La noche se cernió de nuevo sobre la ciudad, que tenía sus más y sus menos, sus lujos y sus luces y sus sombras, pero en ese momento, sólo era sombras. La única luz que iluminaba las calles de la ciudad era la de la luna, que brillante y altiva se alzaba llena mirando desde los luceros estrellados.
Calles vacías, sólo las llenaban, los rumores del mar que golpeaba en el puerto, la brisa que corría por los callejones dejando un sonido casi siniestro, un sonido que helaba la sangre, o lo hubiera hecho si hubiese habido alguien recorriendo esas calles junto a la nombrada brisa.
Pero las calles no estaban vacías, las ratas recorrían las calles más sucias, las que eran más cercanas al rugiente mar. Además de ratas, algunas gaviotas rezagadas todavía se veían volar desorientadas, pues las gaviotas, no son animales que puedan volar solos, de noche, lejos de la bandada. Pero aún y así, había un pequeño grupo de gaviotas que parecían no haberse enterado de esa regla no escrita de que las gaviotas no salían por la noche, porque no tenían ojos que vieran en la oscuridad como los de los búhos, porque no sabían volar casi sin esfuerzo para ahorrar energías y poder seguir volando después de un duro día de disputas por la comida. Pero allí estaban, y una de ellas parecía tener algo inusual en el pico. Tenía una forma demasiado extraña como para ser un trozo de algún desdichado pescado que hubiera caído bajo su impulso hambriento de conseguir comida…

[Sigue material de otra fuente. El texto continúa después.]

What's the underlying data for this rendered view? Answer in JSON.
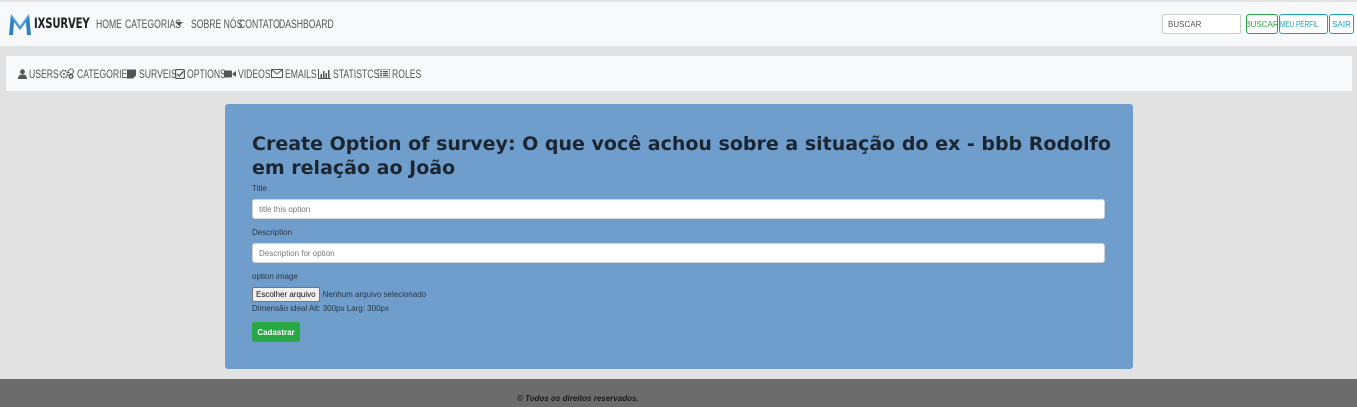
{
  "navbar": {
    "brand_mark": "M",
    "brand_text": "IXSURVEY",
    "links": {
      "home": "HOME",
      "categories": "CATEGORIAS",
      "about": "SOBRE NÓS",
      "contact": "CONTATO",
      "dashboard": "DASHBOARD"
    },
    "search_placeholder": "BUSCAR",
    "search_button": "BUSCAR",
    "profile_button": "MEU PERFIL",
    "exit_button": "SAIR"
  },
  "admin_menu": {
    "users": "USERS",
    "categories": "CATEGORIES",
    "surveys": "SURVEIS",
    "options": "OPTIONS",
    "videos": "VIDEOS",
    "emails": "EMAILS",
    "statistics": "STATISTCS",
    "roles": "ROLES"
  },
  "form": {
    "heading": "Create Option of survey: O que você achou sobre a situação do ex - bbb Rodolfo em relação ao João",
    "title_label": "Title",
    "title_placeholder": "title this option",
    "description_label": "Description",
    "description_placeholder": "Description for option",
    "image_label": "option image",
    "file_button": "Escolher arquivo",
    "file_status": "Nenhum arquivo selecionado",
    "image_hint": "Dimensão ideal Alt: 300px Larg: 300px",
    "submit": "Cadastrar"
  },
  "footer": {
    "text": "© Todos os direitos reservados."
  },
  "colors": {
    "panel": "#6f9ecd",
    "success": "#28a745",
    "info": "#17a2b8",
    "footer": "#6c6c6c"
  }
}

Se fue acercando cada vez más a tierra y lo dejó caer. Alguien estaba allí, no era un niño, ni era un hombre. No se sabía muy bien que podía ser aquella figura malcarada que se erguía sobre sus más de dos metros de altura. La figura sin más indicación, se arrodilló, cogió el objeto que en sus grandes manos parecía minúsculo y lo guardó en su bolsillo.
Enfiló la calle, en busca de abrigo, pues estaba solo, estaba a la vista y si alguien le viese como poco echaría a correr. Era tan diferente a los demás, que su sola presencia solía causar pavor entre los demás habitantes del pueblo. Su piel oscura, era ya un distintivo de vergüenza en aquella ciudad de señoritos y pobretones. Sus ojos verdes, resaltaban excesivamente a causa de la oscuridad de su rostro, parecían dos esmeraldas antinaturalmente insertadas en aquella cara, que lejos de ser grotesca, era hermosa. Quizás, otro inconveniente más, llamaba demasiado la atención.
El objeto que se encontraba en el bolsillo, parecía asustado, había hecho un largo viaje. Las piruetas en boca de una gaviota no era el mejor vuelo que nadie podía tener, ni aunque fueses un juguete. Sabía que tenía que hacer lo que había hecho, para poder llegar hasta su destinatario, pero le hubiese gustado que lo recogieran en la tienda. Suspiró, si es que un oso de peluche podía hacer aquello. Sus ojos de botones cosidos, casi expresaron la sorpresa de haber sido examinado tan prontamente, para después, acabar en su bolsillo. Su orgullo estaba herido. Anda que lo había mirado con inusitada alegría… No, su gesto no había variado ni un ápice. Tampoco le había dado tiempo a mucho, le había resguardado en su amplio bolsillo.
Quizás, es que no quería que sufriera más penalidades, quizás es que fuera a cuidarlo para siempre como el quería, porque debía ser suyo, porque ahora lo era, y sólo esperaba que su nuevo hogar, fuera tan increíble como el lugar donde vivía con el resto de sus hermanos juguetes, compañeros de fatigas y alegrías, con los que tanto había pasado.